Стоял погожий летний вечер, словно сам воздух был полон покоя и тихой радости, и казалось, что умиротворение окружающего мира превращало дом молодых супругов в рай. Жизнь Консидина не была богата на события. Единственным из известных беспокойств можно считать ухаживание за Мэри Уинстон и длительное сопротивление ее честолюбивых родителей, которые надеялись на блестящую партию для своей единственной дочери. Когда мистер и миссис Уинстон узнали о нежных чувствах юного барристера, они попытались разлучить молодых людей, отправив дочь в долгое путешествие к родным и знакомым и взяв с нее обещание не переписываться с возлюбленным во время поездки. Однако любовь выдержала это испытание. Ни разлука, ни забвение не охладило страсть юноши, а ревность, по-видимому, была неведома его сангвинической натуре; поэтому после долгого ожидания родители девушки сдались, и молодые люди поженились.
Они лишь несколько месяцев жили в этом коттедже и только-только начинали воспринимать его как их собственный дом. Джеральд Бёрли, старый друг Джошуа по колледжу, которого тоже очаровала когда-то красота Мэри, приехал неделю назад, чтобы пожить у них, ненадолго оторвавшись от работы в Лондоне.
Когда муж исчез из виду, Мэри вошла в дом, села за пианино и уделила час времени Мендельсону.
Путь через пустошь был недолгим, и еще до того, как пришлось снова раскуривать сигары, мужчины добрались до табора. Он был живописен, каким обычно бывают все стоянки цыган, когда они стоят в деревнях и когда дела идут хорошо. Вокруг костра сидело несколько человек, желающих потратиться на предсказания, а иные, более бедные или скупые, – коих было куда больше, чем первых, – стояли немного поодаль, но при этом достаточно близко, чтобы не пропустить ничего интересного.

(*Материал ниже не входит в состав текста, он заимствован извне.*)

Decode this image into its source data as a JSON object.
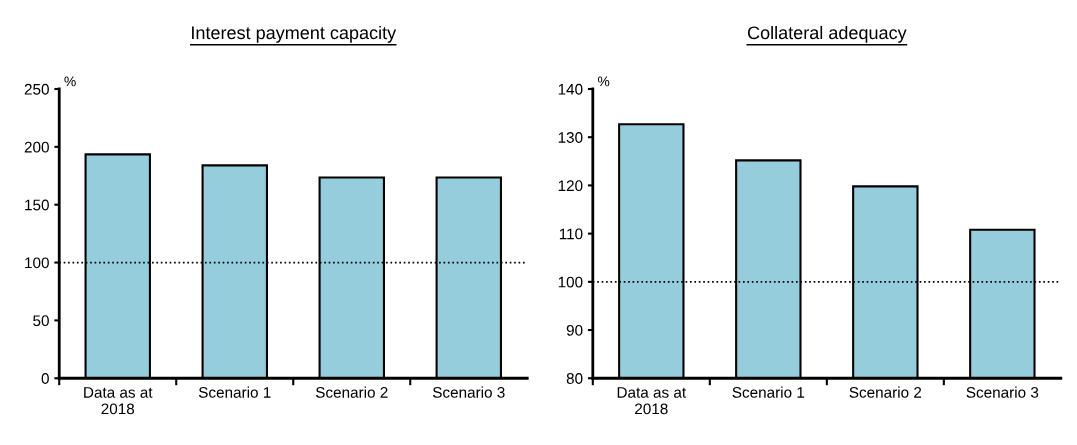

Когда два джентльмена приблизились к ним, жители деревни, знавшие Джошуа, посторонились, а хорошенькая остроглазая цыганка подскочила к ним и предложила погадать. Джошуа протянул ей руку, но девушка, по-видимому, не замечая ее, уставилась на него очень странным взглядом.
Джеральд толкнул приятеля локтем в бок.
– Ты должен посеребрить ей ручку, – сказал он. – Это одна из самых важных частей таинства.
Джошуа достал из кармана монету в полкроны и протянул ее цыганке, но она ответила, даже не взглянув на нее:
– Позолоти цыганке ручку.
Джеральд рассмеялся.
– Тебя считают особым клиентом, – заметил он.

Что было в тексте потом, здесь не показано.